With “Lookout Hill” – as its arrival point at the top of the crater rim has been dubbed – in the rearview mirror, Perseverance is headed to a scientifically important rock outcrop about 450 meters on the other side of the rim that the science team called “Witch Hazel Hill.”

“The campaign starts with a bang because Witch Hazel Hill represents over 100 meters of layered outcrop, where each layer is like a page in the book of Martian history. As we drive down the hill, We will go back in time, investigating the ancient environments of Mars recorded on the crater rim“said Candice Bedford, a Perseverance scientist at Purdue University in West Layfette, Indiana. “Then, after a steep descent, we will take our first turns of the wheel away from the crater rim towards ‘Lac de Charmes,’ about 3 kilometers to the south.”

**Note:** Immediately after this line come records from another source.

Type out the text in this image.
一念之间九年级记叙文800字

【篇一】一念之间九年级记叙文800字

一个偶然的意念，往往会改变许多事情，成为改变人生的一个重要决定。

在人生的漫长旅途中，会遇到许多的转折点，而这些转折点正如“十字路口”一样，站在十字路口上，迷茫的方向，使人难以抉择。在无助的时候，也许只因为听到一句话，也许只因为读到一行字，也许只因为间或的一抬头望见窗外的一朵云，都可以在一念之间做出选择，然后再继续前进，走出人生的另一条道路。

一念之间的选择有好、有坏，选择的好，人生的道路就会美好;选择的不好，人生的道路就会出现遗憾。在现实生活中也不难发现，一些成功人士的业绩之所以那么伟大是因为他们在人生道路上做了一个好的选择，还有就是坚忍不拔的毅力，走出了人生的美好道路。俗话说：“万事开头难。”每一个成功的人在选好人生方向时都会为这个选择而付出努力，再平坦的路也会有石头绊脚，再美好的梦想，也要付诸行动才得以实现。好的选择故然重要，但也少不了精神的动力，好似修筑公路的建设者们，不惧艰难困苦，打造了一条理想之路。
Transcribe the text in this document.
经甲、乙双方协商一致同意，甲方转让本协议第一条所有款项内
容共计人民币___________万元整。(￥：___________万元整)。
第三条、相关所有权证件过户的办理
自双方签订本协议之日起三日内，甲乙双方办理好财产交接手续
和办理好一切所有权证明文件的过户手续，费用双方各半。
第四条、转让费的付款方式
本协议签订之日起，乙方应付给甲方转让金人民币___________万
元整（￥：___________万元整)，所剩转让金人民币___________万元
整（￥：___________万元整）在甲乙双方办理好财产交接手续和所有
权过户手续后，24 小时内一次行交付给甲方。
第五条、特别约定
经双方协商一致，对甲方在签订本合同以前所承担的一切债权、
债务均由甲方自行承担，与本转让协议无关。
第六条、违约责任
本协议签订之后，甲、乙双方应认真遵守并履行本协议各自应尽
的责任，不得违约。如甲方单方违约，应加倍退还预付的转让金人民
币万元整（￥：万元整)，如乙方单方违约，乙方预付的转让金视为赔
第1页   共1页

Lac de Charmes intrigues the science team because, being located on the plains beyond the rim, it is less likely to have been significantly affected by the formation of Jezero Crater.

After leaving Lac de Charmes, the rover will drive about a mile (1.6 kilometers) back to the rim to investigate a stunning outcrop of large blocks known as megabreccias. These blocks may represent ancient bedrock that broke up during the Isidis impact, a planet-altering event that likely dug deep into the Martian crust. by creating an impact basin approximately 1,200 kilometers wide, 3.9 billion years ago.